Kelli P. McCoski, District Attorney, Fonda (Pamela A. Ladd of counsel), for respondent.
Before: McCarthy, J.P., Egan Jr., Lynch, Devine and Clark, JJ.
Clark, J.Appeal from a judgment of the County Court of Montgomery County (Catena, J.), rendered September 29, 2017, upon a verdict convicting defendant of the crimes of burglary in the second degree and assault in the second degree.
Following allegations that, in the early morning hours of September 25, 2016, defendant unlawfully entered the home of his then-girlfriend and beat her, defendant was indicted on charges of burglary in the second degree, assault in the second degree and criminal mischief in the fourth degree. After discovery,1 the matter proceeded to a jury trial, during which defense counsel successfully argued for dismissal of the charge of criminal mischief in the fourth degree. The remaining charges of burglary in the second degree and assault in the second degree were ultimately submitted to the jury, which found defendant guilty of both crimes. County Court thereafter denied defendant's CPL 330.30(1) motion to set aside the verdict and sentenced defendant to an aggregate prison term of four years, followed by five years of postrelease supervision. Defendant now appeals, and we affirm.

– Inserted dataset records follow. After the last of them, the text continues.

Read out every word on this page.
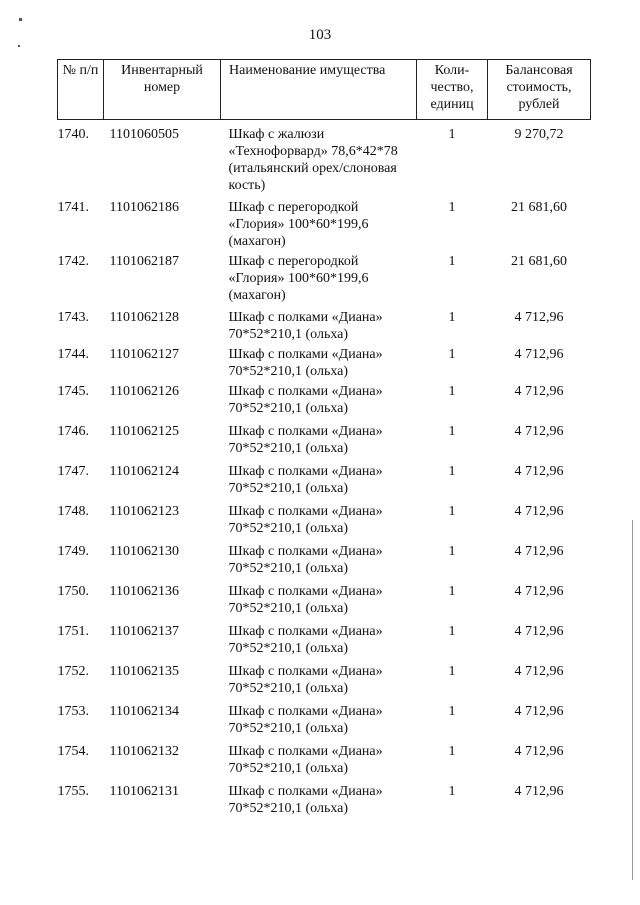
103
№ п/п	Инвентарный номер	Наименование имущества	Коли- чество, единиц	Балансовая стоимость, рублей
1740.	1101060505	Шкаф с жалюзи «Технофорвард» 78,6*42*78 (итальянский орех/слоновая кость)	1	9 270,72
1741.	1101062186	Шкаф с перегородкой «Глория» 100*60*199,6 (махагон)	1	21 681,60
1742.	1101062187	Шкаф с перегородкой «Глория» 100*60*199,6 (махагон)	1	21 681,60
1743.	1101062128	Шкаф с полками «Диана» 70*52*210,1 (ольха)	1	4 712,96
1744.	1101062127	Шкаф с полками «Диана» 70*52*210,1 (ольха)	1	4 712,96
1745.	1101062126	Шкаф с полками «Диана» 70*52*210,1 (ольха)	1	4 712,96
1746.	1101062125	Шкаф с полками «Диана» 70*52*210,1 (ольха)	1	4 712,96
1747.	1101062124	Шкаф с полками «Диана» 70*52*210,1 (ольха)	1	4 712,96
1748.	1101062123	Шкаф с полками «Диана» 70*52*210,1 (ольха)	1	4 712,96
1749.	1101062130	Шкаф с полками «Диана» 70*52*210,1 (ольха)	1	4 712,96
1750.	1101062136	Шкаф с полками «Диана» 70*52*210,1 (ольха)	1	4 712,96
1751.	1101062137	Шкаф с полками «Диана» 70*52*210,1 (ольха)	1	4 712,96
1752.	1101062135	Шкаф с полками «Диана» 70*52*210,1 (ольха)	1	4 712,96
1753.	1101062134	Шкаф с полками «Диана» 70*52*210,1 (ольха)	1	4 712,96
1754.	1101062132	Шкаф с полками «Диана» 70*52*210,1 (ольха)	1	4 712,96
1755.	1101062131	Шкаф с полками «Диана» 70*52*210,1 (ольха)	1	4 712,96
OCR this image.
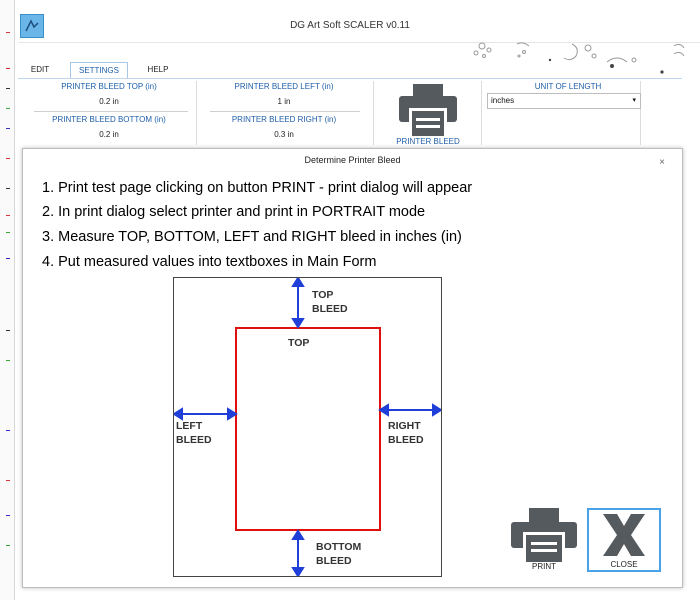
DG Art Soft SCALER v0.11
EDIT	SETTINGS	HELP
PRINTER BLEED TOP (in)
0.2 in
PRINTER BLEED BOTTOM (in)
0.2 in
PRINTER BLEED LEFT (in)
1 in
PRINTER BLEED RIGHT (in)
0.3 in
UNIT OF LENGTH
PRINTER BLEED
inches	▾
Determine Printer Bleed	×
1. Print test page clicking on button PRINT - print dialog will appear
2. In print dialog select printer and print in PORTRAIT mode
3. Measure TOP, BOTTOM, LEFT and RIGHT bleed in inches (in)
4. Put measured values into textboxes in Main Form
TOP
BLEED
TOP
LEFT
BLEED
RIGHT
BLEED
BOTTOM
BLEED	PRINT	CLOSE
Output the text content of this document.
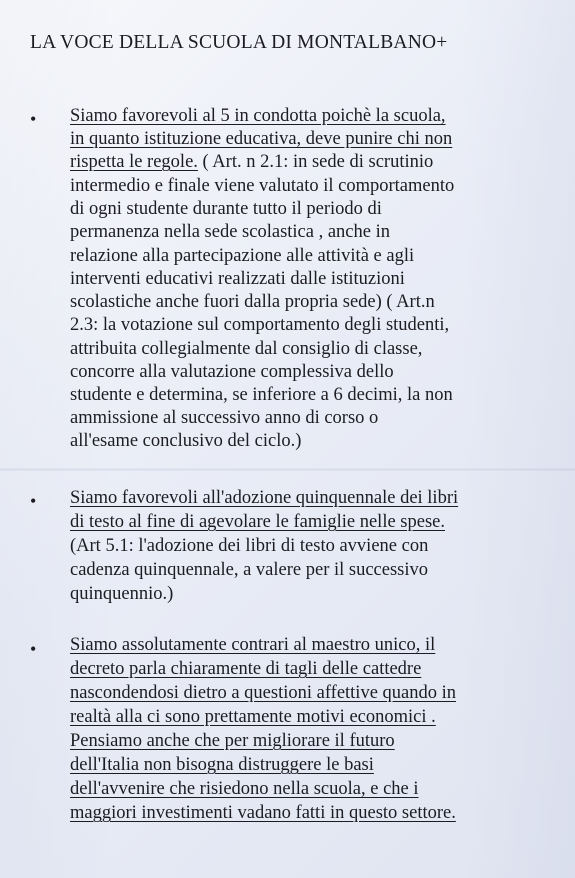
LA VOCE DELLA SCUOLA DI MONTALBANO+
• Siamo favorevoli al 5 in condotta poichè la scuola,
in quanto istituzione educativa, deve punire chi non
rispetta le regole. ( Art. n 2.1: in sede di scrutinio
intermedio e finale viene valutato il comportamento
di ogni studente durante tutto il periodo di
permanenza nella sede scolastica , anche in
relazione alla partecipazione alle attività e agli
interventi educativi realizzati dalle istituzioni
scolastiche anche fuori dalla propria sede) ( Art.n
2.3: la votazione sul comportamento degli studenti,
attribuita collegialmente dal consiglio di classe,
concorre alla valutazione complessiva dello
studente e determina, se inferiore a 6 decimi, la non
ammissione al successivo anno di corso o
all'esame conclusivo del ciclo.)
• Siamo favorevoli all'adozione quinquennale dei libri
di testo al fine di agevolare le famiglie nelle spese.
(Art 5.1: l'adozione dei libri di testo avviene con
cadenza quinquennale, a valere per il successivo
quinquennio.)
• Siamo assolutamente contrari al maestro unico, il
decreto parla chiaramente di tagli delle cattedre
nascondendosi dietro a questioni affettive quando in
realtà alla ci sono prettamente motivi economici .
Pensiamo anche che per migliorare il futuro
dell'Italia non bisogna distruggere le basi
dell'avvenire che risiedono nella scuola, e che i
maggiori investimenti vadano fatti in questo settore.
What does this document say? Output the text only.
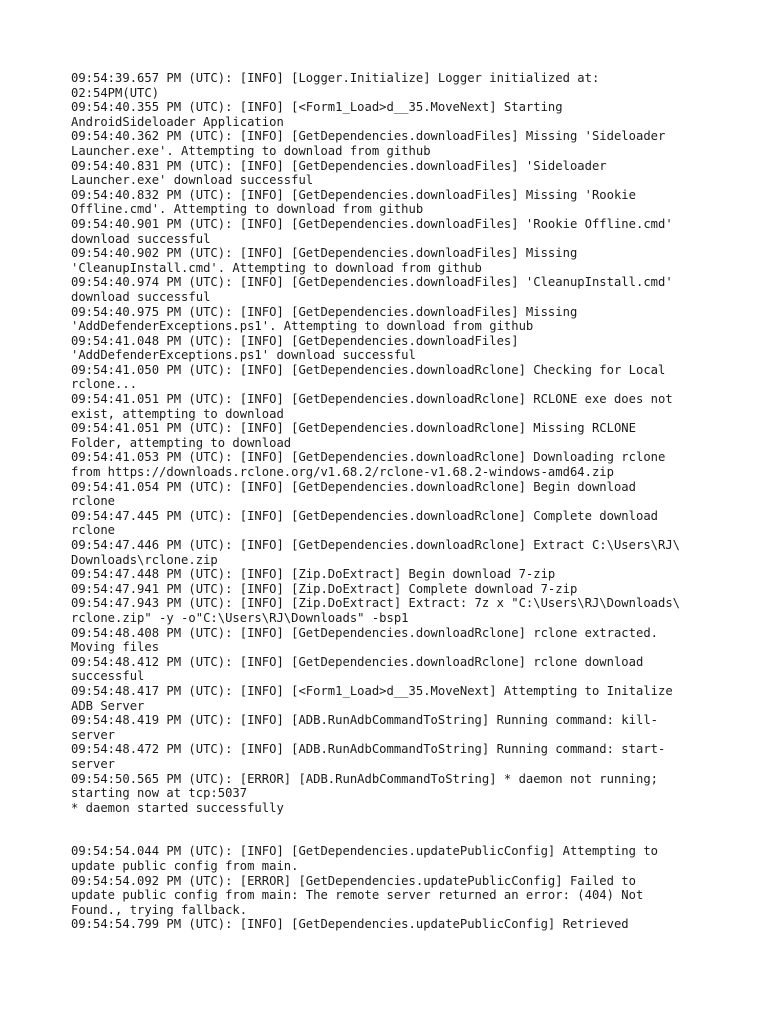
09:54:39.657 PM (UTC): [INFO] [Logger.Initialize] Logger initialized at:
02:54PM(UTC)
09:54:40.355 PM (UTC): [INFO] [<Form1_Load>d__35.MoveNext] Starting
AndroidSideloader Application
09:54:40.362 PM (UTC): [INFO] [GetDependencies.downloadFiles] Missing 'Sideloader
Launcher.exe'. Attempting to download from github
09:54:40.831 PM (UTC): [INFO] [GetDependencies.downloadFiles] 'Sideloader
Launcher.exe' download successful
09:54:40.832 PM (UTC): [INFO] [GetDependencies.downloadFiles] Missing 'Rookie
Offline.cmd'. Attempting to download from github
09:54:40.901 PM (UTC): [INFO] [GetDependencies.downloadFiles] 'Rookie Offline.cmd'
download successful
09:54:40.902 PM (UTC): [INFO] [GetDependencies.downloadFiles] Missing
'CleanupInstall.cmd'. Attempting to download from github
09:54:40.974 PM (UTC): [INFO] [GetDependencies.downloadFiles] 'CleanupInstall.cmd'
download successful
09:54:40.975 PM (UTC): [INFO] [GetDependencies.downloadFiles] Missing
'AddDefenderExceptions.ps1'. Attempting to download from github
09:54:41.048 PM (UTC): [INFO] [GetDependencies.downloadFiles]
'AddDefenderExceptions.ps1' download successful
09:54:41.050 PM (UTC): [INFO] [GetDependencies.downloadRclone] Checking for Local
rclone...
09:54:41.051 PM (UTC): [INFO] [GetDependencies.downloadRclone] RCLONE exe does not
exist, attempting to download
09:54:41.051 PM (UTC): [INFO] [GetDependencies.downloadRclone] Missing RCLONE
Folder, attempting to download
09:54:41.053 PM (UTC): [INFO] [GetDependencies.downloadRclone] Downloading rclone
from https://downloads.rclone.org/v1.68.2/rclone-v1.68.2-windows-amd64.zip
09:54:41.054 PM (UTC): [INFO] [GetDependencies.downloadRclone] Begin download
rclone
09:54:47.445 PM (UTC): [INFO] [GetDependencies.downloadRclone] Complete download
rclone
09:54:47.446 PM (UTC): [INFO] [GetDependencies.downloadRclone] Extract C:\Users\RJ\
Downloads\rclone.zip
09:54:47.448 PM (UTC): [INFO] [Zip.DoExtract] Begin download 7-zip
09:54:47.941 PM (UTC): [INFO] [Zip.DoExtract] Complete download 7-zip
09:54:47.943 PM (UTC): [INFO] [Zip.DoExtract] Extract: 7z x "C:\Users\RJ\Downloads\
rclone.zip" -y -o"C:\Users\RJ\Downloads" -bsp1
09:54:48.408 PM (UTC): [INFO] [GetDependencies.downloadRclone] rclone extracted.
Moving files
09:54:48.412 PM (UTC): [INFO] [GetDependencies.downloadRclone] rclone download
successful
09:54:48.417 PM (UTC): [INFO] [<Form1_Load>d__35.MoveNext] Attempting to Initalize
ADB Server
09:54:48.419 PM (UTC): [INFO] [ADB.RunAdbCommandToString] Running command: kill-
server
09:54:48.472 PM (UTC): [INFO] [ADB.RunAdbCommandToString] Running command: start-
server
09:54:50.565 PM (UTC): [ERROR] [ADB.RunAdbCommandToString] * daemon not running;
starting now at tcp:5037
* daemon started successfully
09:54:54.044 PM (UTC): [INFO] [GetDependencies.updatePublicConfig] Attempting to
update public config from main.
09:54:54.092 PM (UTC): [ERROR] [GetDependencies.updatePublicConfig] Failed to
update public config from main: The remote server returned an error: (404) Not
Found., trying fallback.
09:54:54.799 PM (UTC): [INFO] [GetDependencies.updatePublicConfig] Retrieved
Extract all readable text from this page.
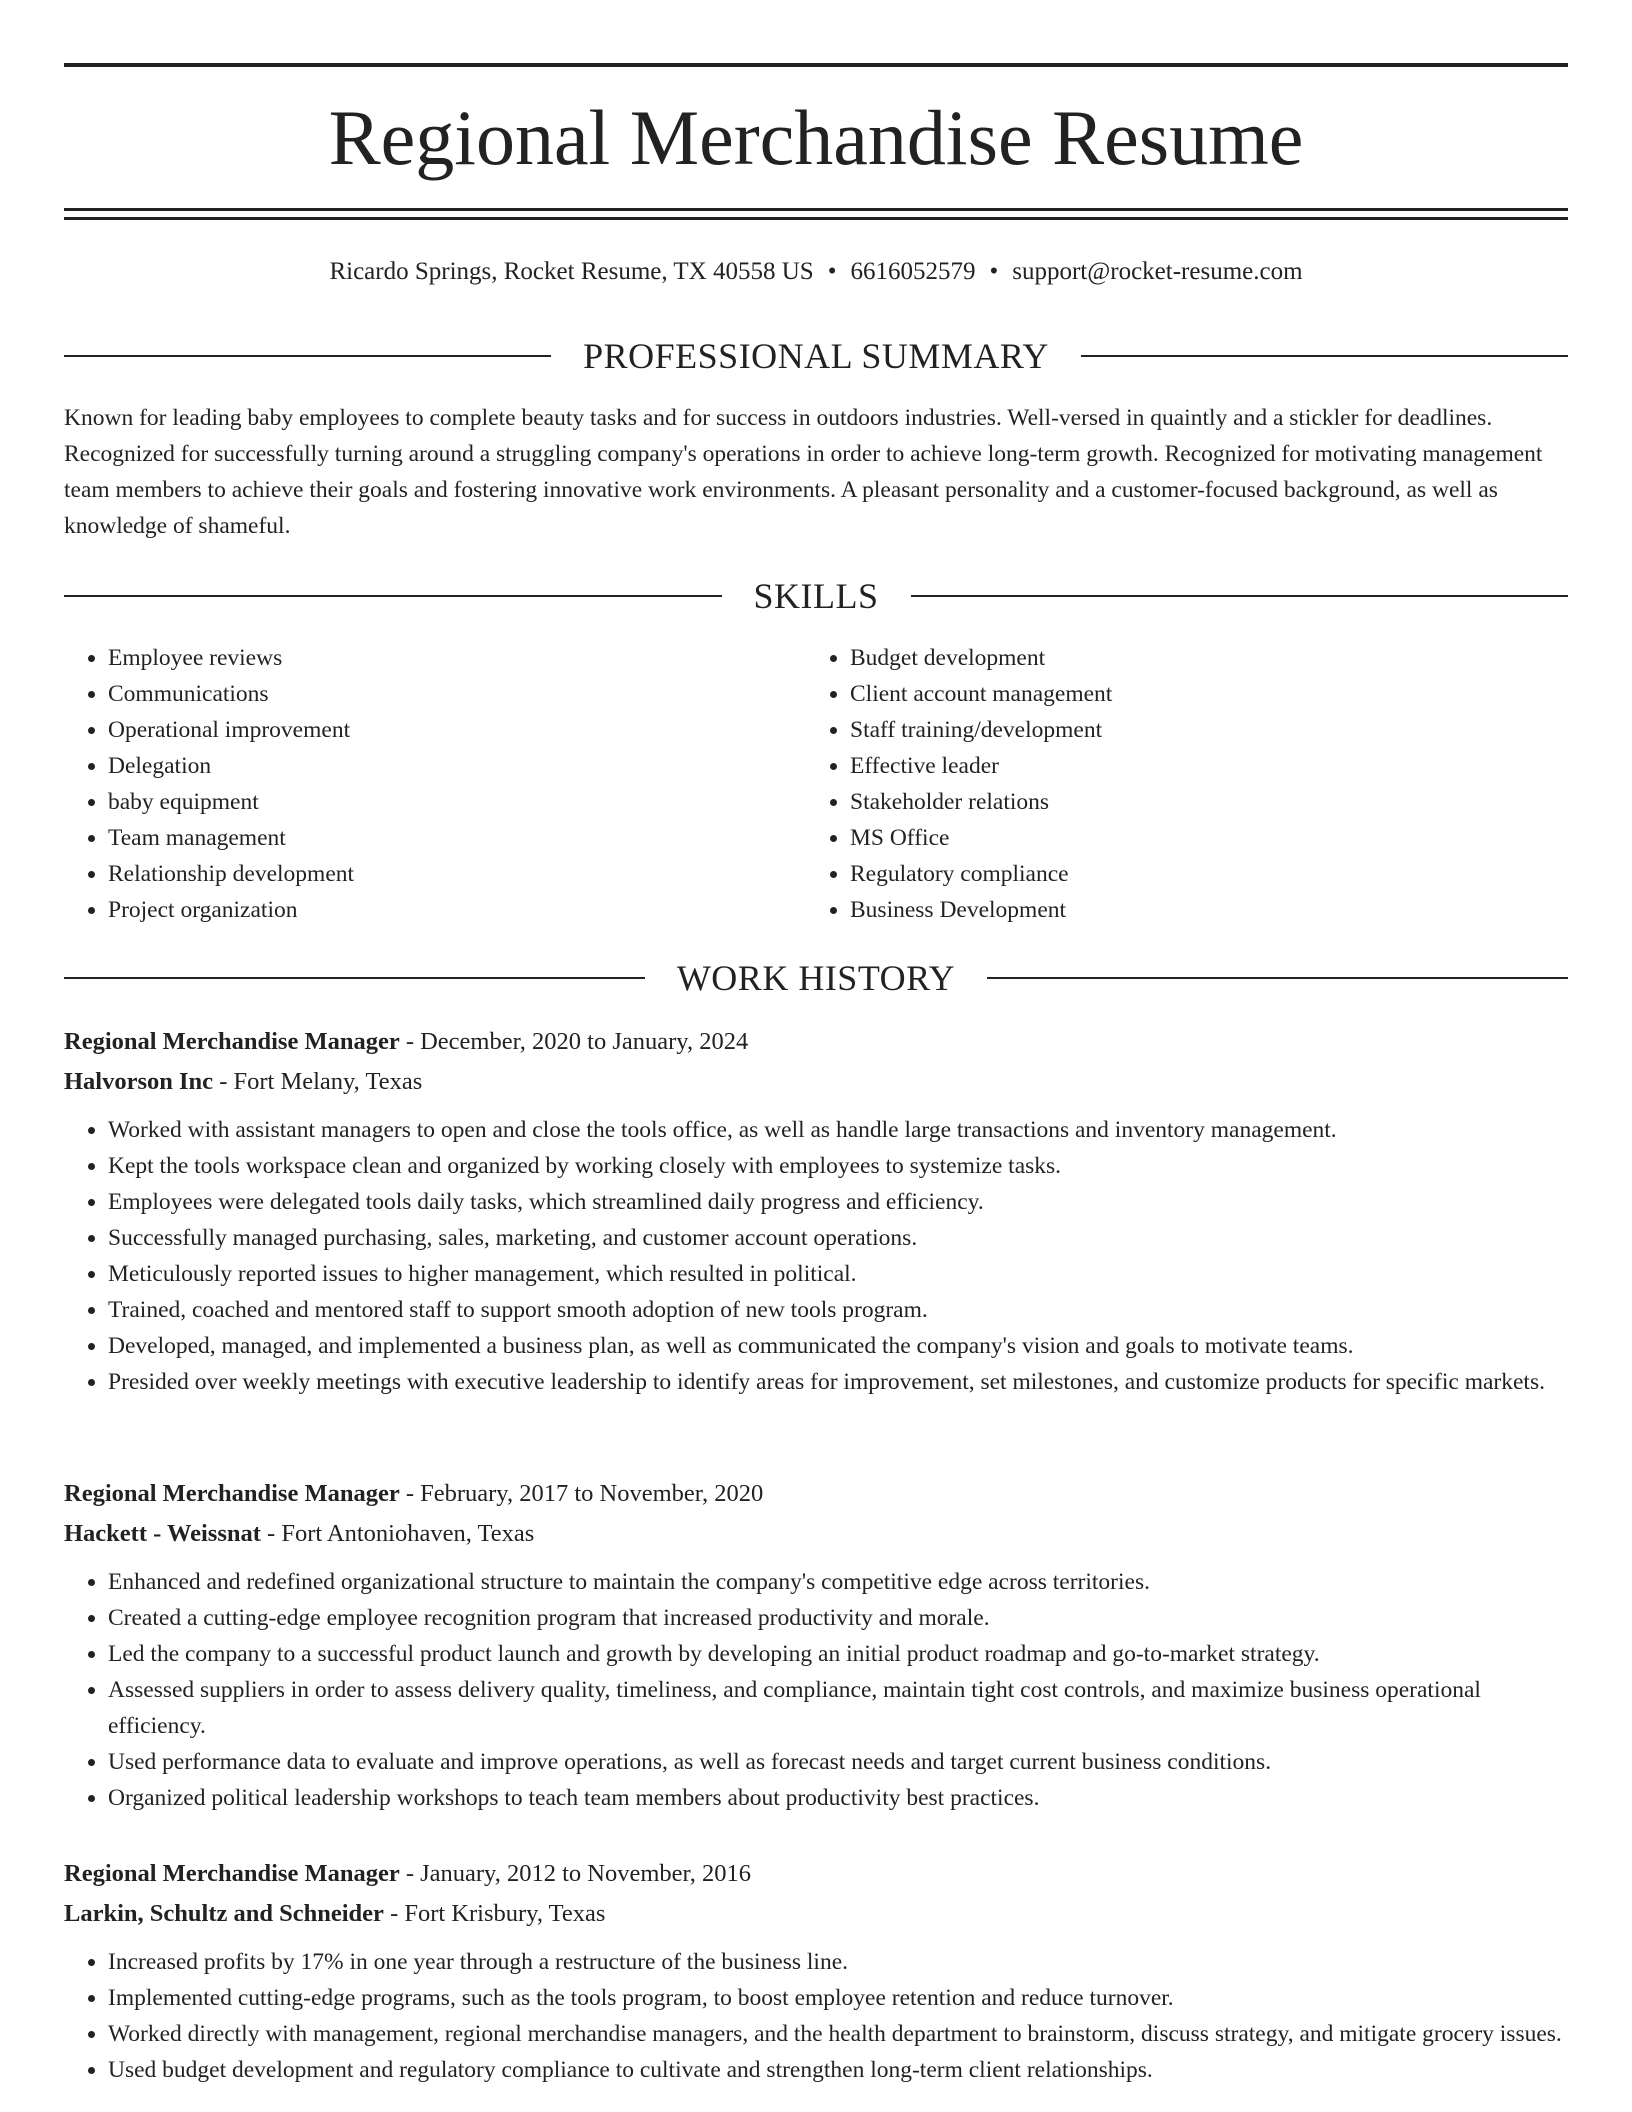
Regional Merchandise Resume
Ricardo Springs, Rocket Resume, TX 40558 US • 6616052579 • support@rocket-resume.com
PROFESSIONAL SUMMARY

Known for leading baby employees to complete beauty tasks and for success in outdoors industries. Well-versed in quaintly and a stickler for deadlines. Recognized for successfully turning around a struggling company's operations in order to achieve long-term growth. Recognized for motivating management team members to achieve their goals and fostering innovative work environments. A pleasant personality and a customer-focused background, as well as knowledge of shameful.

SKILLS
• Employee reviews
• Communications
• Operational improvement
• Delegation
• baby equipment
• Team management
• Relationship development
• Project organization
• Budget development
• Client account management
• Staff training/development
• Effective leader
• Stakeholder relations
• MS Office
• Regulatory compliance
• Business Development
WORK HISTORY
Regional Merchandise Manager - December, 2020 to January, 2024
Halvorson Inc - Fort Melany, Texas
• Worked with assistant managers to open and close the tools office, as well as handle large transactions and inventory management.
• Kept the tools workspace clean and organized by working closely with employees to systemize tasks.
• Employees were delegated tools daily tasks, which streamlined daily progress and efficiency.
• Successfully managed purchasing, sales, marketing, and customer account operations.
• Meticulously reported issues to higher management, which resulted in political.
• Trained, coached and mentored staff to support smooth adoption of new tools program.
• Developed, managed, and implemented a business plan, as well as communicated the company's vision and goals to motivate teams.
• Presided over weekly meetings with executive leadership to identify areas for improvement, set milestones, and customize products for specific markets.
Regional Merchandise Manager - February, 2017 to November, 2020
Hackett - Weissnat - Fort Antoniohaven, Texas
• Enhanced and redefined organizational structure to maintain the company's competitive edge across territories.
• Created a cutting-edge employee recognition program that increased productivity and morale.
• Led the company to a successful product launch and growth by developing an initial product roadmap and go-to-market strategy.
• Assessed suppliers in order to assess delivery quality, timeliness, and compliance, maintain tight cost controls, and maximize business operational efficiency.
• Used performance data to evaluate and improve operations, as well as forecast needs and target current business conditions.
• Organized political leadership workshops to teach team members about productivity best practices.
Regional Merchandise Manager - January, 2012 to November, 2016
Larkin, Schultz and Schneider - Fort Krisbury, Texas
• Increased profits by 17% in one year through a restructure of the business line.
• Implemented cutting-edge programs, such as the tools program, to boost employee retention and reduce turnover.
• Worked directly with management, regional merchandise managers, and the health department to brainstorm, discuss strategy, and mitigate grocery issues.
• Used budget development and regulatory compliance to cultivate and strengthen long-term client relationships.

Beginning with defendant's claim that his conviction for assault in the second degree was not supported by legally sufficient evidence and was against the weight of the evidence, such a conviction requires proof that, "[w]ith intent to cause serious physical injury to another person, [the defendant] cause[d] such injury to such person" ( Penal Law § 120.05[1] ). As relevant here, serious physical injury is defined as "physical injury ... which causes ... protracted disfigurement, protracted impairment of health or protracted loss or impairment of the function of any bodily organ" ( Penal Law § 10.00[10] ).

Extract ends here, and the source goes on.